Not All Retail Created Equal:
There are some startling differences in some of the most well known consumer ETFs. One happens to be trading just off all time highs, while the other the XRT is languishing well underneath both its downward sloping 50 and 200 day SMAs. Perhaps this is a lesson in concentration versus diversification, as the top 4 holdings in the XLY in AMZN, HD, MCD and NKE represent nearly one half of the fund. The XRT by contrast has no member being more than 1.75% of the ETF. The old adage goes “concentration creates wealth, and diversification preserves it”. Of course one has to be astute in their stock selection, but the makeup in the ETFs previously mentioned are a good illustration of the old axiom.
Vanity Group Leaders In Short Supply:
The popularity of the selfie stick is so far in the rear view mirror it can barely be seen. It was a good indication however of the lengths many would go to make themselves look good. There certainly is a market for stocks in the space, albeit two names stand out head and shoulders above the rest, ULTA and EL. Below is the ratio chart of ULTA:SBH and shows just how strongly ULTA has outperformed its peer. SBH is not alone in its weakling status as ELF is also 37% off its most recent 52 week highs (AVP and COTY are well off their highs too, even with firm recent runs). Longs in the laggards have most likely had mascara running down their eyes.

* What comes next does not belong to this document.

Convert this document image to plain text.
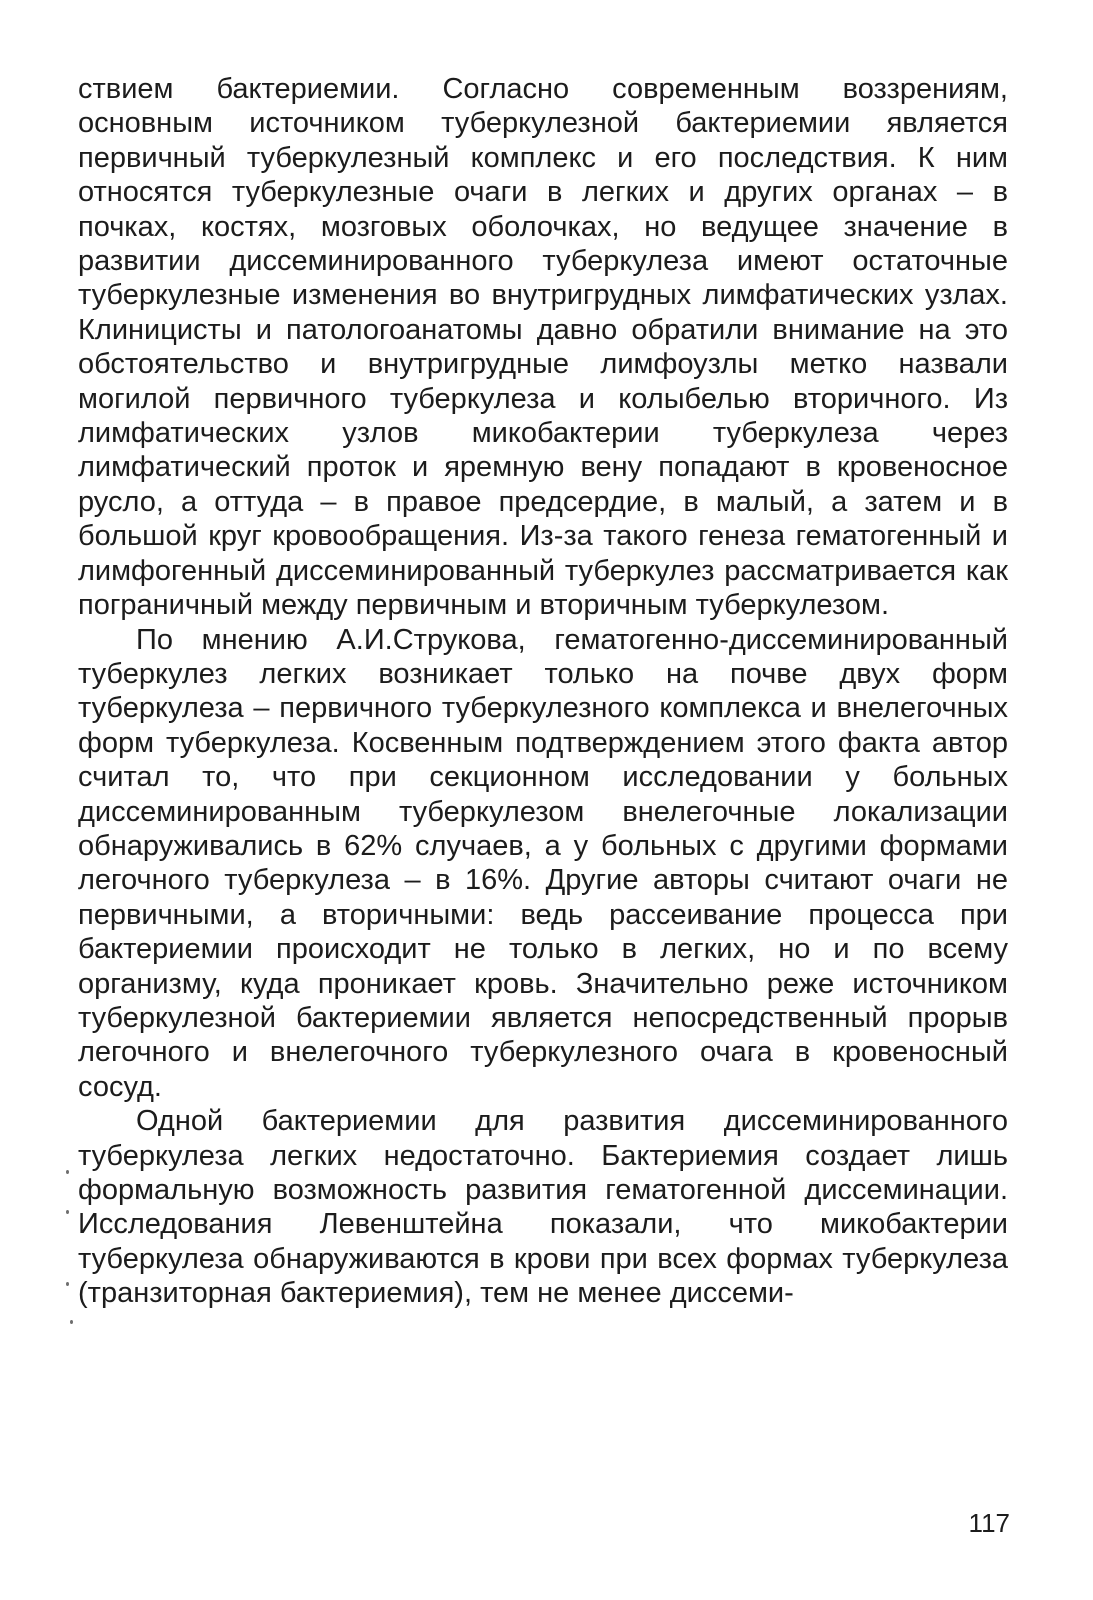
ствием бактериемии. Согласно современным воззрениям, основным источником туберкулезной бактериемии является первичный туберкулезный комплекс и его последствия. К ним относятся туберкулезные очаги в легких и других органах – в почках, костях, мозговых оболочках, но ведущее значение в развитии диссеминированного туберкулеза имеют остаточные туберкулезные изменения во внутригрудных лимфатических узлах. Клиницисты и патологоанатомы давно обратили внимание на это обстоятельство и внутригрудные лимфоузлы метко назвали могилой первичного туберкулеза и колыбелью вторичного. Из лимфатических узлов микобактерии туберкулеза через лимфатический проток и яремную вену попадают в кровеносное русло, а оттуда – в правое предсердие, в малый, а затем и в большой круг кровообращения. Из-за такого генеза гематогенный и лимфогенный диссеминированный туберкулез рассматривается как пограничный между первичным и вторичным туберкулезом.

По мнению А.И.Струкова, гематогенно-диссеминированный туберкулез легких возникает только на почве двух форм туберкулеза – первичного туберкулезного комплекса и внелегочных форм туберкулеза. Косвенным подтверждением этого факта автор считал то, что при секционном исследовании у больных диссеминированным туберкулезом внелегочные локализации обнаруживались в 62% случаев, а у больных с другими формами легочного туберкулеза – в 16%. Другие авторы считают очаги не первичными, а вторичными: ведь рассеивание процесса при бактериемии происходит не только в легких, но и по всему организму, куда проникает кровь. Значительно реже источником туберкулезной бактериемии является непосредственный прорыв легочного и внелегочного туберкулезного очага в кровеносный сосуд.

Одной бактериемии для развития диссеминированного туберкулеза легких недостаточно. Бактериемия создает лишь формальную возможность развития гематогенной диссеминации. Исследования Левенштейна показали, что микобактерии туберкулеза обнаруживаются в крови при всех формах туберкулеза (транзиторная бактериемия), тем не менее диссеми-

117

On strong sessions like Wednesday, many names will go higher as a rising tide will lift all boats. For those left behind, and not able to participate on a robust tape, one would be smart to tread with caution. A possible example of just this could be the chart below of SEAS and how it appeared in our 6/5 Consumer Report. The name lost 2% Tuesday, and is lower 7 of the last 11 days. A potential red flag was its inability to CLOSE above a 32.57 cup base pivot recently in a base that began the week ending 9/14/18. It is nearing a gap fill from the 5/24 session where the trade would be best closed out.